Tama Guna – Inertia, Stability, Stickiness.

In life and on the mat, the play of the guna-s will find us. If we have too much raja guna, we may experience more pain, anger, greed, agitation, and anxiety.  More balanced raja guna will support motivation and creativity for changes that are necessary.  

When tama guna is dominant, we may feel stuck, deluded, indifferent, heavy, ignorant, limited or restrained. When tama guna is balanced, it may provide a sense of stillness, stability, groundedness and structure.  

When we balance tamas and rajas, we come closer to the state of sattva where inner wisdom, discerning awareness, clarity, and a sense of connectedness persist. Our yoga practice can cultivate a sattvic state where we are able to perceive unchanging source, referred to as Puruṣa.  Think of this as “inside.” 
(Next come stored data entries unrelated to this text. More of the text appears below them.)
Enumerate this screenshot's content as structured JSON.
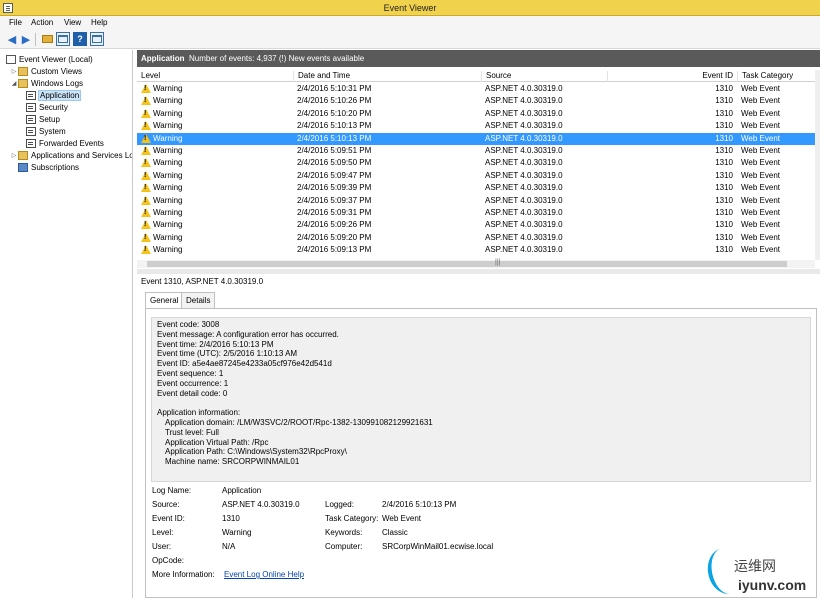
{
  "window": {
    "title": "Event Viewer"
  },
  "menu": [
    "File",
    "Action",
    "View",
    "Help"
  ],
  "tree": {
    "root": "Event Viewer (Local)",
    "custom_views": "Custom Views",
    "windows_logs": "Windows Logs",
    "application": "Application",
    "security": "Security",
    "setup": "Setup",
    "system": "System",
    "forwarded": "Forwarded Events",
    "apps_services": "Applications and Services Logs",
    "subscriptions": "Subscriptions"
  },
  "log_header": {
    "title": "Application",
    "count": "Number of events: 4,937 (!) New events available"
  },
  "columns": {
    "level": "Level",
    "date": "Date and Time",
    "source": "Source",
    "event_id": "Event ID",
    "category": "Task Category"
  },
  "events": [
    {
      "level": "Warning",
      "date": "2/4/2016 5:10:31 PM",
      "source": "ASP.NET 4.0.30319.0",
      "id": "1310",
      "category": "Web Event"
    },
    {
      "level": "Warning",
      "date": "2/4/2016 5:10:26 PM",
      "source": "ASP.NET 4.0.30319.0",
      "id": "1310",
      "category": "Web Event"
    },
    {
      "level": "Warning",
      "date": "2/4/2016 5:10:20 PM",
      "source": "ASP.NET 4.0.30319.0",
      "id": "1310",
      "category": "Web Event"
    },
    {
      "level": "Warning",
      "date": "2/4/2016 5:10:13 PM",
      "source": "ASP.NET 4.0.30319.0",
      "id": "1310",
      "category": "Web Event"
    },
    {
      "level": "Warning",
      "date": "2/4/2016 5:10:13 PM",
      "source": "ASP.NET 4.0.30319.0",
      "id": "1310",
      "category": "Web Event"
    },
    {
      "level": "Warning",
      "date": "2/4/2016 5:09:51 PM",
      "source": "ASP.NET 4.0.30319.0",
      "id": "1310",
      "category": "Web Event"
    },
    {
      "level": "Warning",
      "date": "2/4/2016 5:09:50 PM",
      "source": "ASP.NET 4.0.30319.0",
      "id": "1310",
      "category": "Web Event"
    },
    {
      "level": "Warning",
      "date": "2/4/2016 5:09:47 PM",
      "source": "ASP.NET 4.0.30319.0",
      "id": "1310",
      "category": "Web Event"
    },
    {
      "level": "Warning",
      "date": "2/4/2016 5:09:39 PM",
      "source": "ASP.NET 4.0.30319.0",
      "id": "1310",
      "category": "Web Event"
    },
    {
      "level": "Warning",
      "date": "2/4/2016 5:09:37 PM",
      "source": "ASP.NET 4.0.30319.0",
      "id": "1310",
      "category": "Web Event"
    },
    {
      "level": "Warning",
      "date": "2/4/2016 5:09:31 PM",
      "source": "ASP.NET 4.0.30319.0",
      "id": "1310",
      "category": "Web Event"
    },
    {
      "level": "Warning",
      "date": "2/4/2016 5:09:26 PM",
      "source": "ASP.NET 4.0.30319.0",
      "id": "1310",
      "category": "Web Event"
    },
    {
      "level": "Warning",
      "date": "2/4/2016 5:09:20 PM",
      "source": "ASP.NET 4.0.30319.0",
      "id": "1310",
      "category": "Web Event"
    },
    {
      "level": "Warning",
      "date": "2/4/2016 5:09:13 PM",
      "source": "ASP.NET 4.0.30319.0",
      "id": "1310",
      "category": "Web Event"
    }
  ],
  "detail": {
    "title": "Event 1310, ASP.NET 4.0.30319.0",
    "tabs": [
      "General",
      "Details"
    ],
    "description": [
      "Event code: 3008",
      "Event message: A configuration error has occurred.",
      "Event time: 2/4/2016 5:10:13 PM",
      "Event time (UTC): 2/5/2016 1:10:13 AM",
      "Event ID: a5e4ae87245e4233a05cf976e42d541d",
      "Event sequence: 1",
      "Event occurrence: 1",
      "Event detail code: 0",
      "",
      "Application information:",
      "Application domain: /LM/W3SVC/2/ROOT/Rpc-1382-130991082129921631",
      "Trust level: Full",
      "Application Virtual Path: /Rpc",
      "Application Path: C:\\Windows\\System32\\RpcProxy\\",
      "Machine name: SRCORPWINMAIL01"
    ],
    "props": {
      "log_name_label": "Log Name:",
      "log_name": "Application",
      "source_label": "Source:",
      "source": "ASP.NET 4.0.30319.0",
      "logged_label": "Logged:",
      "logged": "2/4/2016 5:10:13 PM",
      "event_id_label": "Event ID:",
      "event_id": "1310",
      "task_cat_label": "Task Category:",
      "task_cat": "Web Event",
      "level_label": "Level:",
      "level": "Warning",
      "keywords_label": "Keywords:",
      "keywords": "Classic",
      "user_label": "User:",
      "user": "N/A",
      "computer_label": "Computer:",
      "computer": "SRCorpWinMail01.ecwise.local",
      "opcode_label": "OpCode:",
      "more_info_label": "More Information:",
      "more_info_link": "Event Log Online Help"
    }
  },
  "watermark": {
    "cn": "运维网",
    "en": "iyunv.com"
  }
}
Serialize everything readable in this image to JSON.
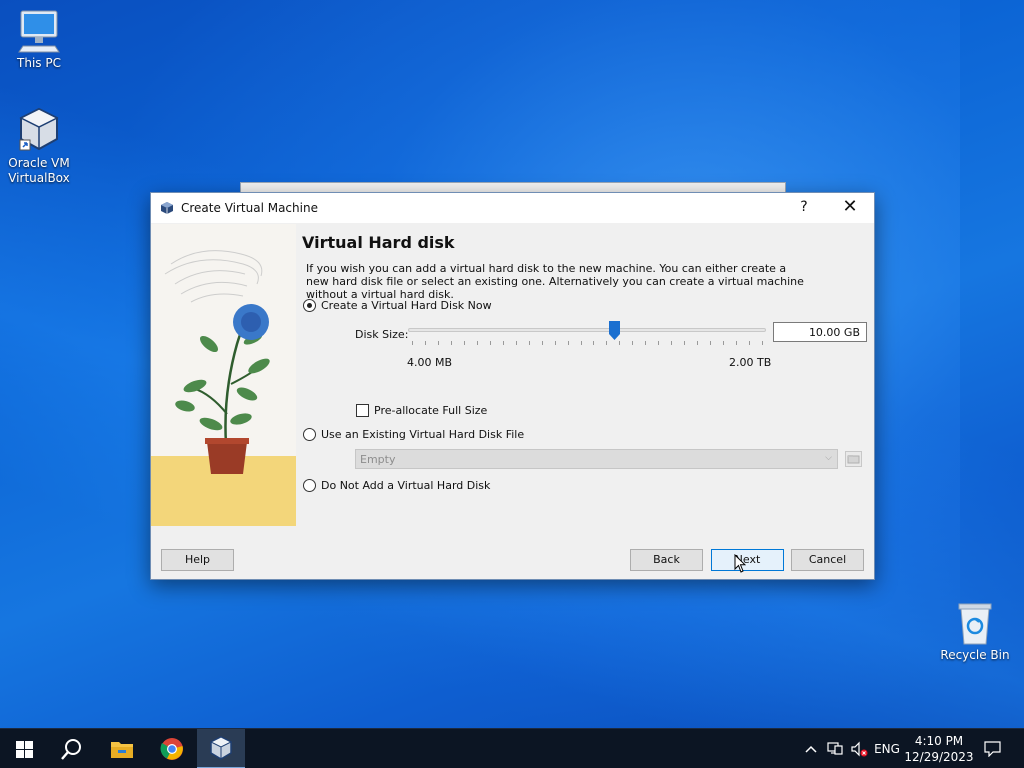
{
  "desktop": {
    "icons": {
      "this_pc": "This PC",
      "virtualbox_line1": "Oracle VM",
      "virtualbox_line2": "VirtualBox",
      "recycle_bin": "Recycle Bin"
    }
  },
  "dialog": {
    "title": "Create Virtual Machine",
    "help_glyph": "?",
    "close_glyph": "✕",
    "heading": "Virtual Hard disk",
    "description": "If you wish you can add a virtual hard disk to the new machine. You can either create a new hard disk file or select an existing one. Alternatively you can create a virtual machine without a virtual hard disk.",
    "options": {
      "create_now": {
        "label": "Create a Virtual Hard Disk Now",
        "checked": true
      },
      "use_existing": {
        "label": "Use an Existing Virtual Hard Disk File",
        "checked": false
      },
      "do_not_add": {
        "label": "Do Not Add a Virtual Hard Disk",
        "checked": false
      }
    },
    "disk_size": {
      "label": "Disk Size:",
      "value": "10.00 GB",
      "slider_fraction": 0.58,
      "min_label": "4.00 MB",
      "max_label": "2.00 TB"
    },
    "preallocate_label": "Pre-allocate Full Size",
    "existing_file_combo": "Empty",
    "buttons": {
      "help": "Help",
      "back": "Back",
      "next": "Next",
      "cancel": "Cancel"
    }
  },
  "taskbar": {
    "language": "ENG",
    "time": "4:10 PM",
    "date": "12/29/2023"
  },
  "colors": {
    "accent": "#0078d7",
    "taskbar": "#0c1523"
  }
}
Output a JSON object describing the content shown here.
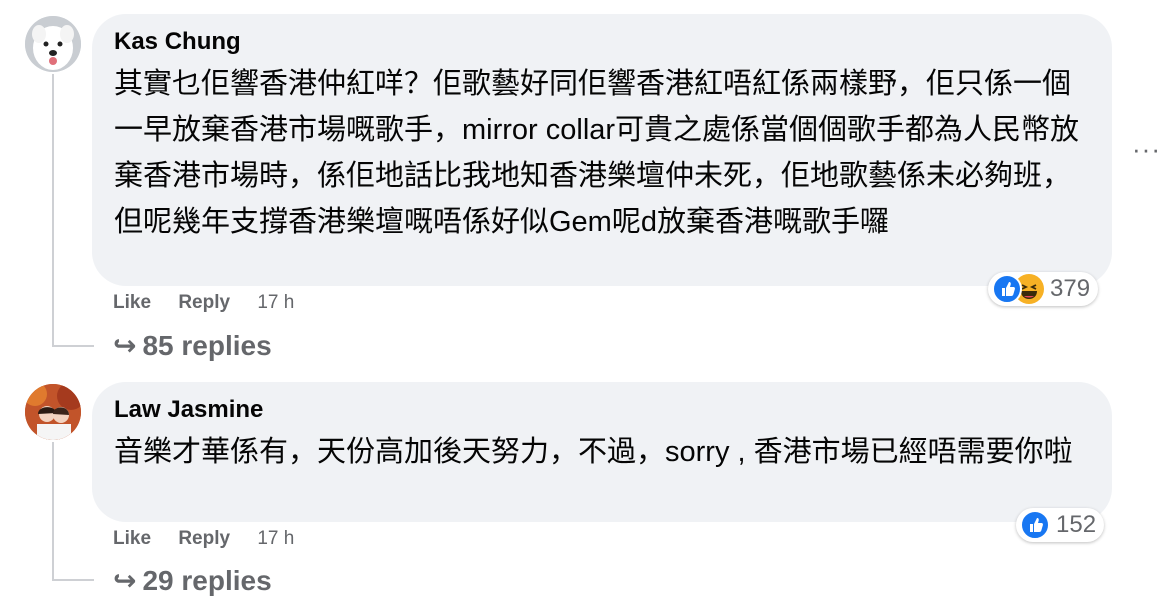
{
  "comments": [
    {
      "author": "Kas Chung",
      "text": "其實乜佢響香港仲紅咩？佢歌藝好同佢響香港紅唔紅係兩樣野，佢只係一個一早放棄香港市場嘅歌手，mirror collar可貴之處係當個個歌手都為人民幣放棄香港市場時，係佢地話比我地知香港樂壇仲未死，佢地歌藝係未必夠班，但呢幾年支撐香港樂壇嘅唔係好似Gem呢d放棄香港嘅歌手囉",
      "like_label": "Like",
      "reply_label": "Reply",
      "time": "17 h",
      "reaction_count": "379",
      "reactions": [
        "like-icon",
        "haha-icon"
      ],
      "replies_label": "85 replies"
    },
    {
      "author": "Law Jasmine",
      "text": "音樂才華係有，天份高加後天努力，不過，sorry , 香港市場已經唔需要你啦",
      "like_label": "Like",
      "reply_label": "Reply",
      "time": "17 h",
      "reaction_count": "152",
      "reactions": [
        "like-icon"
      ],
      "replies_label": "29 replies"
    }
  ],
  "more_options": "···",
  "reply_arrow": "↪",
  "colors": {
    "bubble": "#f0f2f5",
    "muted_text": "#65676b",
    "like_blue": "#1877f2",
    "haha_yellow": "#f7b125"
  }
}
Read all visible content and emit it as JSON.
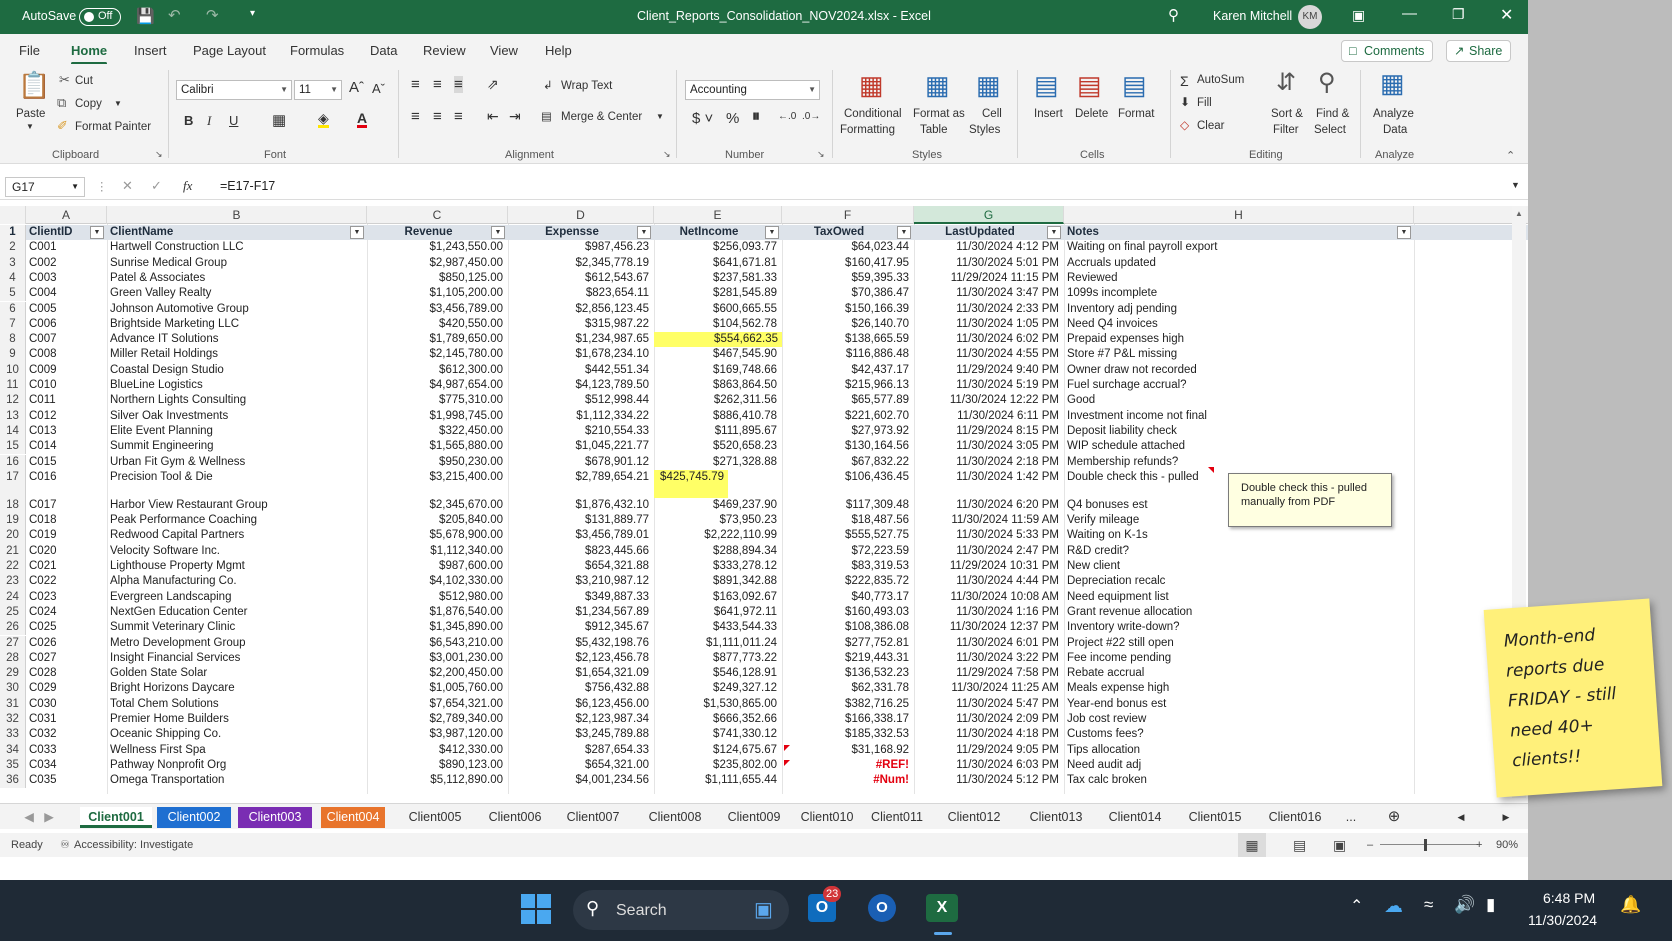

You may have had the experience of taking yourself from a rajasic state (anxious, in constant motion, distracted) or a tamasic state (dull, listless, foggy, sluggish) and landed in a place in your yoga practice where you feel light, luminous, and more knowing of inner truths.  This is the sattvic state and a goal of yoga practice. 

The sattvic state is where we “park” everything – aches and pains, symptoms our bodies experience, the reality of constant change, the drama of our thoughts, feelings, attitudes, moods, reactions, and behaviors. When we “park” everything, we’re not suppressing it. We’re just resting it in the support of our practice so that we experience the light and luminosity of unchanging source.  By parking everything, we can often be more discerning in how we transform through difficulties.  Call this whatever you want for yourself, knowing that resting in the awareness of unchanging source is helpful, healing, and whole.  It is there that we can allow all of life’s experiences to be a source of growth and transformation.

If we can take the time to see the guna-s at play in our lives and then collaborate with them in our practice, we can avoid being trapped or enmeshed by them.  Like often attracts like. If we’re in constant motion, we may be attracted to constant motion and distraction in our yoga practice and in Life.  If we’re dull and listless, we may not even make it to the mat, avoiding the work that may be helpful. Ultimately, a goal of yoga practice is to bring about a sense of lightness, luminosity and clarity. 

Observing what’s happening without judgement and taking a small step in the opposite direction is a start toward creating a more proportionally helpful soup of the guna-s.  We can use the play of the guna-s in our practice and be grateful for what each guna provides in our practice and in our life.  

Tama Guna 

Prepares the structure for our practice

Put supports in place like a chair, the earth, a view of a tree, a candle

Cultivates stability, trust, and groundedness

Raja Guna

Provides a starting point

Puts forth a goal or intention for the practice

Helps us take intelligent steps toward the goal of our practice

Cultivates creativity and change

Sattva Guna

Cultivates illumination and light, spaciousness, and openness 

Provides insight into suffering and the causes of suffering and how it manifests in our life and in our relationships

Provide the means to change habitual tendencies that create suffering

Helps us track progress 

“Sattva is the natural quality of the mind, rajas of the life-force and tamas of the physical body.”

-David Frawley in From the River of Heaven

 

My teacher, Gary Kraftsow, has advice about cultivating a sattvic mind. He offers recommendations like:

  • Study and understand teachings
  • Cultivate discernment and non-attachment
  • Avoid being excessive in acquisitions and actions 
  • Avoid laziness and too much sleep
  • Practice self-care
  • Watch what you feed your mind
  • Be in good company
  • Practice serenity in the face of praise or blame
  • Be humble
  • Be truthful and respectful 
  • Help others
  • Awaken your faith
  • Endure during times of stress 

The guna-s are always in constant movement, co-mingling in different proportions.  We get our own individual experience of how the guna-s impact our physical bodies, physiology and minds through personality, cognition, emotions, and identity.  We can use our yoga practice to observe the guna-s (aka the carnival!) and gently coax them into the proportions that help us connect to lightness, luminosity, and clarity.